Cinco kilómetros al oeste de San Salvador de Cantamuga, se encuentra el monasterio, que debió ser -conforme atestiguan viejas crónicas-el más importante de estas altas tierras del Pisuerga. Sanatorio antituberculoso, colegiata, abadía y seminario menor.
El edificio se halla enclavado a los pies del monte, recogido al comienzo de un extenso valle, mirando de costado al Peñalabra. Para llegar hasta este rincón de la provincia, mansión que fuera del poderío eclesiástico, hemos de atravesar Lebanza, pueblo al que debe su existencia.



En 1179, el obispo palentino don Raimundo, concedió 10 días de perdones a quienes trabajaran para reconstruir el monasterio, doblando la absolución a los vecinos que aportasen carro y pareja de bueyes. (Precedente que puede derivarse de las viejas ordenanzas de estos núcleos montañeses, como la llamada huebra de concejo, que tenla lugar en el mes de mayo y donde se acordaba la limpieza de las calles, excluyendo de la sanción de dos reales a aquellos vecinos que no tuviesen carro).

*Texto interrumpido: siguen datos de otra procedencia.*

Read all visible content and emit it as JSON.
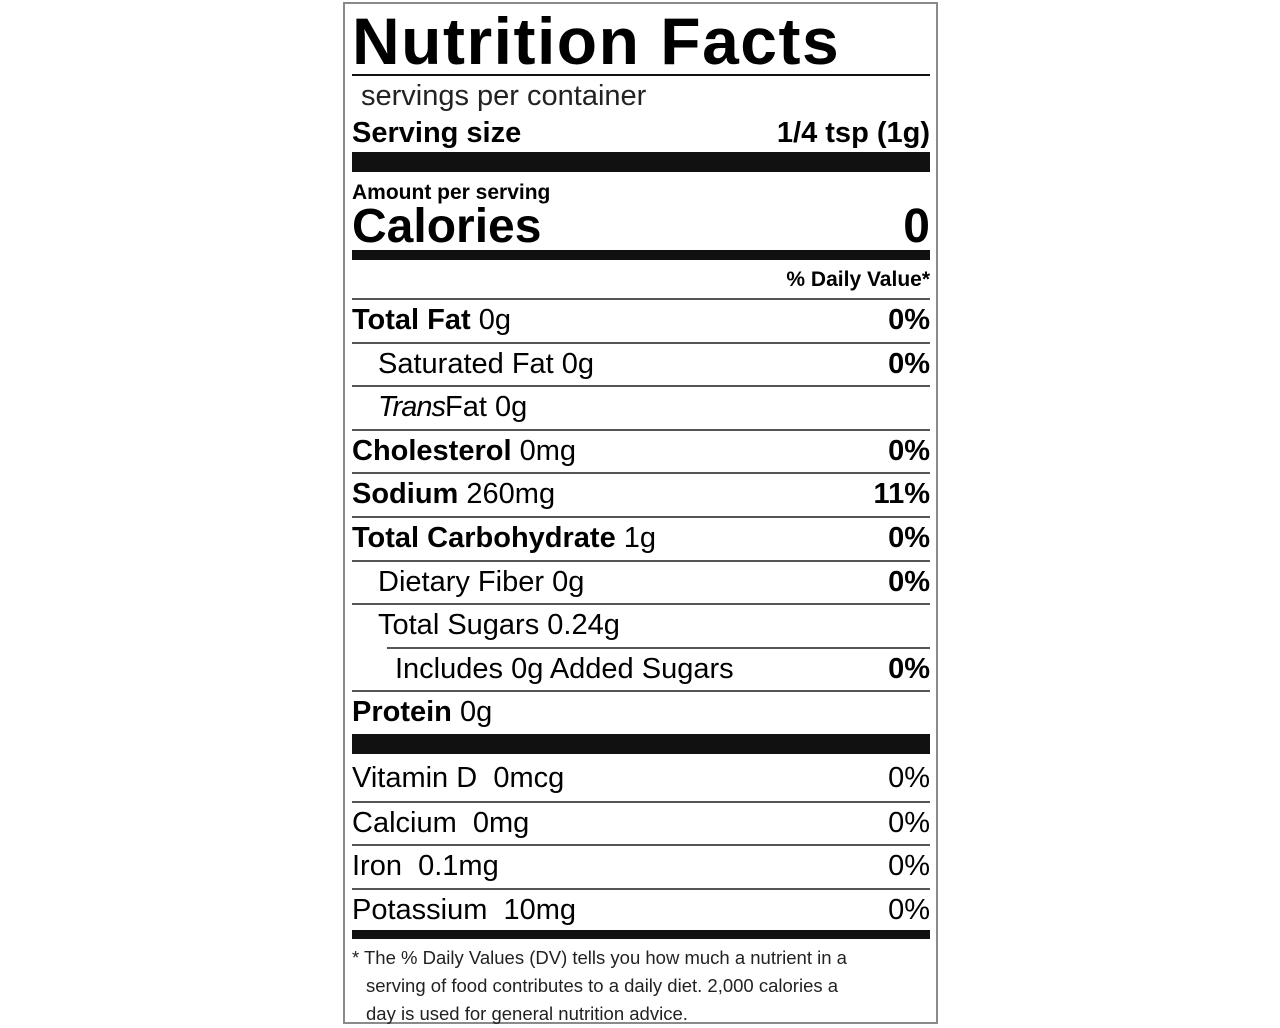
{
  "title": "Nutrition Facts",
  "servings_per_container": "servings per container",
  "serving_size": {
    "label": "Serving size",
    "value": "1/4 tsp (1g)"
  },
  "amount_per_serving": "Amount per serving",
  "calories": {
    "label": "Calories",
    "value": "0"
  },
  "daily_value_header": "% Daily Value*",
  "nutrients": [
    {
      "name": "Total Fat",
      "amount": "0g",
      "dv": "0%",
      "bold": true,
      "indent": 0
    },
    {
      "name": "Saturated Fat",
      "amount": "0g",
      "dv": "0%",
      "bold": false,
      "indent": 1
    },
    {
      "name": "Trans",
      "name_suffix": "Fat",
      "amount": "0g",
      "dv": "",
      "bold": false,
      "indent": 1,
      "italic_prefix": true
    },
    {
      "name": "Cholesterol",
      "amount": "0mg",
      "dv": "0%",
      "bold": true,
      "indent": 0
    },
    {
      "name": "Sodium",
      "amount": "260mg",
      "dv": "11%",
      "bold": true,
      "indent": 0
    },
    {
      "name": "Total Carbohydrate",
      "amount": "1g",
      "dv": "0%",
      "bold": true,
      "indent": 0
    },
    {
      "name": "Dietary Fiber",
      "amount": "0g",
      "dv": "0%",
      "bold": false,
      "indent": 1
    },
    {
      "name": "Total Sugars",
      "amount": "0.24g",
      "dv": "",
      "bold": false,
      "indent": 1
    },
    {
      "name": "Includes",
      "amount": "0g",
      "name_suffix": "Added Sugars",
      "dv": "0%",
      "bold": false,
      "indent": 2
    },
    {
      "name": "Protein",
      "amount": "0g",
      "dv": "",
      "bold": true,
      "indent": 0
    }
  ],
  "vitamins": [
    {
      "name": "Vitamin D",
      "amount": "0mcg",
      "dv": "0%"
    },
    {
      "name": "Calcium",
      "amount": "0mg",
      "dv": "0%"
    },
    {
      "name": "Iron",
      "amount": "0.1mg",
      "dv": "0%"
    },
    {
      "name": "Potassium",
      "amount": "10mg",
      "dv": "0%"
    }
  ],
  "footnote": [
    "* The % Daily Values (DV) tells you how much a nutrient in a",
    "serving of food contributes to a daily diet. 2,000 calories a",
    "day is used for general nutrition advice."
  ]
}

El lugar bien merece una llamada de atención, que bien mirado desde la parte de Polentinos que lleva al Cimbrio, se va escondiendo y aparece a intervalos, produciendo a la vista el mismo efecto que produce al oído la reverberación de una campana.

Cuando en casa me mandaban con los víveres para los residentes, subir al monasterio era como acudir cada día a un lugar nuevo, impresionado por aquellos pasillos tan largos, seducido siempre por aquel misterio que parecía envolver todo el recinto.

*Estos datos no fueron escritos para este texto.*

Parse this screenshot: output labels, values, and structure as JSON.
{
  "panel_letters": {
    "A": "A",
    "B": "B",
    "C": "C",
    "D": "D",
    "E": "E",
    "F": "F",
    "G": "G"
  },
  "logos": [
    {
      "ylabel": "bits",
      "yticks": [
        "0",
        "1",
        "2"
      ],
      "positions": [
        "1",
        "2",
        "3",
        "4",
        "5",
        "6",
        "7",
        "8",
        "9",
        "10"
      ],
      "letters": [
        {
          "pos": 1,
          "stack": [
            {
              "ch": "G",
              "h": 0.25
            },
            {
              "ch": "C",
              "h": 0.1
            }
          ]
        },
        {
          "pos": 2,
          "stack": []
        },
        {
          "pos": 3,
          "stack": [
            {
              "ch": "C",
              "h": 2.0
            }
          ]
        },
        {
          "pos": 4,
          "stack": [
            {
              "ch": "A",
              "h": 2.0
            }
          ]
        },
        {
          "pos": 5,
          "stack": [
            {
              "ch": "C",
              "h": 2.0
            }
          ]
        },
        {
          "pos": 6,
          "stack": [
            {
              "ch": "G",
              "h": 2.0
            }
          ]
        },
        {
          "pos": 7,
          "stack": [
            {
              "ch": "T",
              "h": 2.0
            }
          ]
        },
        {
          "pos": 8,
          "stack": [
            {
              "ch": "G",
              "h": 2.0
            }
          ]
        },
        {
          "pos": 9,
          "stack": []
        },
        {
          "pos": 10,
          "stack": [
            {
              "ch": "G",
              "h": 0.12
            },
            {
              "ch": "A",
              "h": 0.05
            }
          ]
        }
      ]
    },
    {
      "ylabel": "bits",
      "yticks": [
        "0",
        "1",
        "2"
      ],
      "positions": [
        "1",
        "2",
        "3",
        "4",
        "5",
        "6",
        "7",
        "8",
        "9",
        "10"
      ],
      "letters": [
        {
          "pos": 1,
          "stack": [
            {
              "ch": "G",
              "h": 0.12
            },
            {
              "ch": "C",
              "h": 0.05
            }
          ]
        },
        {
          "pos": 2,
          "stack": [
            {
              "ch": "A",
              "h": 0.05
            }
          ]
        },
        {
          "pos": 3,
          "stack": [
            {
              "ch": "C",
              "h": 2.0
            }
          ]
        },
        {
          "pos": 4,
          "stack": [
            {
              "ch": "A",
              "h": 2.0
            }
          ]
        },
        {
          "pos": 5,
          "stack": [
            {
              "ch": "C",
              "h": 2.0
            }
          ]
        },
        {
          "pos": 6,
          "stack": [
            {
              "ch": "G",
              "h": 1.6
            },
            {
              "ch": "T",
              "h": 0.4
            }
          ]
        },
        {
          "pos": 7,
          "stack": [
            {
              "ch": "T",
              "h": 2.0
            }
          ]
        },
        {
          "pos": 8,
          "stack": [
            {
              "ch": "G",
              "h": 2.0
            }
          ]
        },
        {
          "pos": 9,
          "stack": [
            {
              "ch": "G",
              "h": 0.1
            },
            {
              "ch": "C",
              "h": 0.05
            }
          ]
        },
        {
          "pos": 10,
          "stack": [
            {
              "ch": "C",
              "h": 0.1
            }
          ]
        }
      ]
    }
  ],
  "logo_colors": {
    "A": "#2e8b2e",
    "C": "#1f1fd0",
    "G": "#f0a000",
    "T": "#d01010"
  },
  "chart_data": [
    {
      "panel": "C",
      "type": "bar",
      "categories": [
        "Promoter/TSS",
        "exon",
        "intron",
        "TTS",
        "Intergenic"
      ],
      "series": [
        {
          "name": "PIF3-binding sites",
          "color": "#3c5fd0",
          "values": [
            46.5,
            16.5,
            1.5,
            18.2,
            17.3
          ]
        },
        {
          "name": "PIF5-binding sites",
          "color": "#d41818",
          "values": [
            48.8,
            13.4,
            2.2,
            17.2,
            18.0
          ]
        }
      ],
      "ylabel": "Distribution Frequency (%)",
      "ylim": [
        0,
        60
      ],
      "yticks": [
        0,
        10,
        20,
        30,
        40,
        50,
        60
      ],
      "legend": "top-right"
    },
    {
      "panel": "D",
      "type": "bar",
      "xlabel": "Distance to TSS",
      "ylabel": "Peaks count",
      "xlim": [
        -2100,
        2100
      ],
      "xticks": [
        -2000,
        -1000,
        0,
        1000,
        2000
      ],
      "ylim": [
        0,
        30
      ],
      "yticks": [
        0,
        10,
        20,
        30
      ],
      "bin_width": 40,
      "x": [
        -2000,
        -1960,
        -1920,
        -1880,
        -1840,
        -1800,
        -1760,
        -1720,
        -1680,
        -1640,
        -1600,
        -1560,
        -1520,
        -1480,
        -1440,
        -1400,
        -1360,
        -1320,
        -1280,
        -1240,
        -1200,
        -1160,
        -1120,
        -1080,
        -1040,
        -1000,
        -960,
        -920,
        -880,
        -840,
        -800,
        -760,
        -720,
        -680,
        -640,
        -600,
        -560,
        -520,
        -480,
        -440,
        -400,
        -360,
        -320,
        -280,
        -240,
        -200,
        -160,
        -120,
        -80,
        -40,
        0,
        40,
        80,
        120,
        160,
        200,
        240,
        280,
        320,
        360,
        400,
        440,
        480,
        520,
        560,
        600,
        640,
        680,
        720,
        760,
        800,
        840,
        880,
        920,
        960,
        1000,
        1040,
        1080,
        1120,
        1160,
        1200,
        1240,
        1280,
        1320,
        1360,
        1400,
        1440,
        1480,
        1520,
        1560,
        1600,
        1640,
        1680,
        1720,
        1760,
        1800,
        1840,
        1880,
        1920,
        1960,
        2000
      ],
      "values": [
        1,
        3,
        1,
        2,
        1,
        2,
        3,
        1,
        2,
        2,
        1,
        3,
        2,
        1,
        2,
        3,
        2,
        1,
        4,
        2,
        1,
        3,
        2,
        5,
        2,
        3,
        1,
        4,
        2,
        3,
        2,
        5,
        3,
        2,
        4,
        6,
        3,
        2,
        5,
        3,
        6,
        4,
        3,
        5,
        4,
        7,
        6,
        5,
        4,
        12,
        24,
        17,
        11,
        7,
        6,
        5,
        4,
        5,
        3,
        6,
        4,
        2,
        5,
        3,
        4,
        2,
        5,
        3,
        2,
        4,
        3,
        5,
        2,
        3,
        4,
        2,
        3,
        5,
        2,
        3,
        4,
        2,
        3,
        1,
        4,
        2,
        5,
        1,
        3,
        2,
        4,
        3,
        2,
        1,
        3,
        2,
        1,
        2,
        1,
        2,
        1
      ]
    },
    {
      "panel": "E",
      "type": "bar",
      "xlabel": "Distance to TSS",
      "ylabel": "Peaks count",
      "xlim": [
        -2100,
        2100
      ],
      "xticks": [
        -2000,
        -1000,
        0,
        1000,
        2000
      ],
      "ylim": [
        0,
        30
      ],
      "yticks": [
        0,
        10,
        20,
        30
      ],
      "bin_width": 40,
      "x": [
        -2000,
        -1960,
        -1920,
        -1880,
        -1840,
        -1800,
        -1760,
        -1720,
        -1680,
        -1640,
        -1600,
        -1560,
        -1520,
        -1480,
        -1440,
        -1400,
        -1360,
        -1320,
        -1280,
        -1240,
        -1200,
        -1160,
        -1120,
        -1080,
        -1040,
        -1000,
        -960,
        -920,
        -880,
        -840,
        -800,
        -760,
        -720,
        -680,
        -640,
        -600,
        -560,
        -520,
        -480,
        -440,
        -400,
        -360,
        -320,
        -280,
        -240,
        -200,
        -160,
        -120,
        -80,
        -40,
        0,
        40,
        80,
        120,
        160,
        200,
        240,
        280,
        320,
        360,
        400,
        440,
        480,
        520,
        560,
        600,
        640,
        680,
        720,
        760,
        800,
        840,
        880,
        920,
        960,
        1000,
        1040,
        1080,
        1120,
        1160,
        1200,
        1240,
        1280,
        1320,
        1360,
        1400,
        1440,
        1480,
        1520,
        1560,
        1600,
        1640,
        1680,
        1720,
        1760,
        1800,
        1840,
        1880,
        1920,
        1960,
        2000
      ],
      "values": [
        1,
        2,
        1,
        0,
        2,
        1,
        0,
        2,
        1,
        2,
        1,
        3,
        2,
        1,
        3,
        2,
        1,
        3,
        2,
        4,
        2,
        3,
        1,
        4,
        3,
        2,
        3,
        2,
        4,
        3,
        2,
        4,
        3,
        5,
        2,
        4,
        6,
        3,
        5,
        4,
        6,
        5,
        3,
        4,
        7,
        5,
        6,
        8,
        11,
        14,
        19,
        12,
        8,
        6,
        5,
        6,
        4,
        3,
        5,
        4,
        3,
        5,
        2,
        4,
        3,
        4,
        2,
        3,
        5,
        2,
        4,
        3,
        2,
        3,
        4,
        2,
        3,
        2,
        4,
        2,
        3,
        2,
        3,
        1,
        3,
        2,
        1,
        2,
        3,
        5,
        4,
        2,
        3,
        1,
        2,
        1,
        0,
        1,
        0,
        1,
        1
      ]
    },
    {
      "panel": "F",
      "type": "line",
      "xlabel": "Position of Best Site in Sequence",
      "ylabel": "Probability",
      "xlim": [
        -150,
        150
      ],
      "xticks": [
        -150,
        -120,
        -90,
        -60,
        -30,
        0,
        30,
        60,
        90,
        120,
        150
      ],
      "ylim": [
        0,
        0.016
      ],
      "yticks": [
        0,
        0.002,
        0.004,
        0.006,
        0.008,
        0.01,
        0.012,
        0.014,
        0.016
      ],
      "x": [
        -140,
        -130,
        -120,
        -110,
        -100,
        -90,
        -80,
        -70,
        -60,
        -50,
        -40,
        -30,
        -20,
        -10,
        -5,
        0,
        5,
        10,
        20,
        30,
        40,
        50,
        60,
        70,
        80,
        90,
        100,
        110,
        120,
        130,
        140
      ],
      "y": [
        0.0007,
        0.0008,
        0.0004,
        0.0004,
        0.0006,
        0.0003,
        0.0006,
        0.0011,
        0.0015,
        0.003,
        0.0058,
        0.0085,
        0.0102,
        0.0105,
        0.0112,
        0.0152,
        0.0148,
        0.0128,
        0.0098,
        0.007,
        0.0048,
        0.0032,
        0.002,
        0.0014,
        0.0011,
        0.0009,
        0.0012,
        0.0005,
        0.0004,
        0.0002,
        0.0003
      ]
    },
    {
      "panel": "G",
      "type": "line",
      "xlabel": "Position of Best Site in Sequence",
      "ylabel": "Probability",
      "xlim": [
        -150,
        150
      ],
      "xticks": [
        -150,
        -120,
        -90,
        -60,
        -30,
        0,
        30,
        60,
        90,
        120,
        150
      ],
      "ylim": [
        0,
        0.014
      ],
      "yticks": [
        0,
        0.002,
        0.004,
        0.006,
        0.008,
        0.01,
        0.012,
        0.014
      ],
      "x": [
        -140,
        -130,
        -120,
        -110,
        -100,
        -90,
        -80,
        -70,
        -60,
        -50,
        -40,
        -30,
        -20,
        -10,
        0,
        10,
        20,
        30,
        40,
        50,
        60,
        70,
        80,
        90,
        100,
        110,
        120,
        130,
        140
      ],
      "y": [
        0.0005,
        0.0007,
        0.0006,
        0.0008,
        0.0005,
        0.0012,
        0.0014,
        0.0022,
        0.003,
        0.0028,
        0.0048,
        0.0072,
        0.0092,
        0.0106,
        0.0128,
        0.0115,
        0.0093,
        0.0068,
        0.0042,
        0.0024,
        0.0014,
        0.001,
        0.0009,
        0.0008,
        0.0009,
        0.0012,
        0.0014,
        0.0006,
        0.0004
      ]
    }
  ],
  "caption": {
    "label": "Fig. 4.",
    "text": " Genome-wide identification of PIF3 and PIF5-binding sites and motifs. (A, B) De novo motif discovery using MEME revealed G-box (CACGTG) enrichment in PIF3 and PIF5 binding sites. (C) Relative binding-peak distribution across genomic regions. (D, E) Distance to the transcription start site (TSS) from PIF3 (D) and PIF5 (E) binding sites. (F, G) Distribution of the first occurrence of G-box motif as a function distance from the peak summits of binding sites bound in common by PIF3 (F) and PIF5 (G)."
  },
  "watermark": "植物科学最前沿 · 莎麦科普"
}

Como este recorrido no es histórico, sino, más bien, memoria viva de un lugar a pocas leguas de mi casa, procede ahondar sobre su situación geográfica, contemplándose desde su alfoz el valle que conduce al primer pueblo. Don Raimundo, en la citada bula, añade que este monasterio está sito "in locis desertis et mortuosis" y algunos escritores que aportaron documentación sobre el lugar, justifican su enclave por la abundante leña de los montes que lo rodean, lo que les permitía hacer frente a los terribles inviernos, sirviendo asimismo de parapeto contra las incursiones de los moros.

Yo he visto aquí dos mundos: la bulla alegre de los campamentos de verano y el silencio más profundo de las primeras nieves, sólo roto a intervalos por el ladrido de los perros; ellos descubren trajinando al vaquero que los arrendatarios de los terrenos han enviado a este apartado rincón del mundo. En un lugar discreto, a la entrada del monte que conduce al Carazo, y donde los vecinos de Lebanza acuden a buscar avellanas en otoño, los administradores de la finca mandaron construir una piscina que recibe el agua helada del pequeño río.

Quiero trasladarles al lugar con la misma poesía que el lugar aporta al caminante, deduciendo de esta manera la motivación que a los fundadores de la vida monástica les trajo un día a estos parajes. Todavía hoy, cuando puedo, subo al monasterio. Voy a comprar un poco de silencio, que pagaré después en la ciudad a plazos, regenerándose en mi interior las ansias por regresar a aquel lugar de la montaña, actuando lo que allí sintiera como bálsamo ante ese frenesí devastador que parece azuzarnos. Subo a la cruz, voy camino del chozo.

Se va recomponiendo el escenario, casi en la misma proporción que se alarga el silencio.

En el siglo X, un hombre, unos hombres, llegaron a este lugar de nuestra tierra, transitaron por los mismos caminos y seguramente miraron embelesados al mismo punto donde edificarían después el primitivo monasterio de Nebancia.

No sé, querido amigo, hasta qué punto es lógico que viva todavía impresionado. No sé hasta qué punto conseguiré avivar su deseo por conocerlo. Yo creo que nos interesa como palentinos repetirlo, airear el mensaje que reflejan los montes, pintar con pintura distinta cada época del año, remojar los sentidos en este universo de paz que agrede a esta abadía situada en lo más hondo de la montaña palentina.